With its completion, rock hoisted from deep levels was dropped down the 6 Winze Ore Pass, using gravity to transport the rock hundreds of feet into the skip pocket in the Ross Shaft. From there, it was hoisted to the surface, crushed and processed. Over time, as abrasive rock constantly tumbled through, the ore pass widened to nearly three times its original size.

In 1975, 6 Winze reached the 8100 Level—the deepest Homestake would ever reach into the earth. With the use of the 6 Winze Ore Pass, Homestake continued mining the “deep country” levels for more than two decades.

 

Two hands begin to sketch on a piece of paper
Tom Regan begins to sketch a diagram of the underground systems he helped create. Photo by Erin Broberg

 

A new purpose

In 2003, the year after Homestake closed, the pumps were turned off, allowing water to filter up through the shafts. It spilled onto the levels and washed debris throughout the mine. The 6 Winze Ore Pass filled with a sand mixture the mine had used to backfill stopes. Now, years later, it has been reopened.

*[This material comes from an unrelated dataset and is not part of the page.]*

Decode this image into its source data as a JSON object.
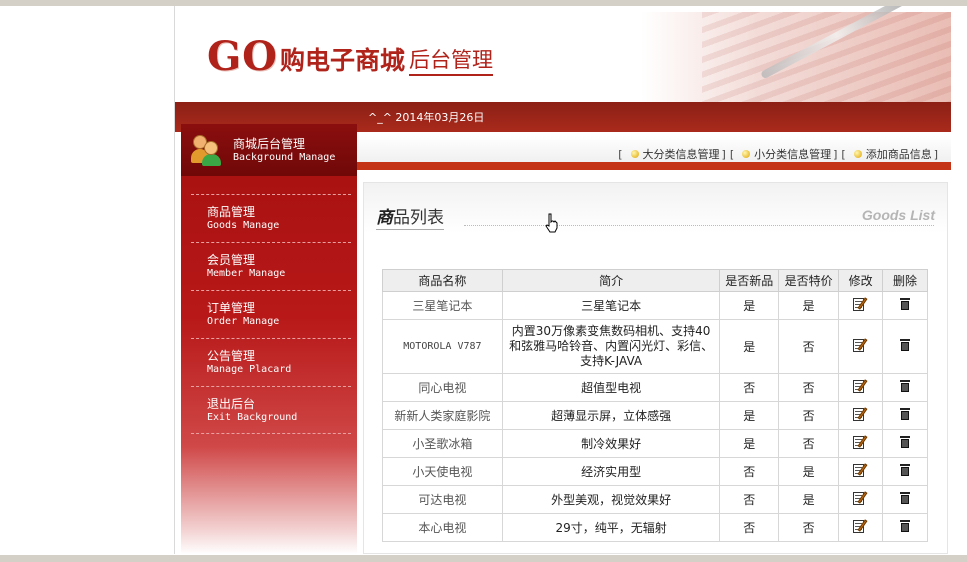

The same ore pass that made it possible to deepen Homestake will play a critical role in the excavation for the United States flagship particle physics experiment, the Deep Underground Neutrino Experiment.

Refashioning mining spaces for science research is an ongoing phenomenon at Sanford Lab. Here, dark matter detectors are lowered down mine shafts, old shops house class-100 clean rooms and far-reaching drifts are microbiology collection sites.

“It's surreal. I was just 22 years old in that photo,” said Regan, who is currently a safety consultant at Sanford Lab. “Who would have ever thought that this work would be completely repurposed? But I guess I've felt that way since this place reopened.”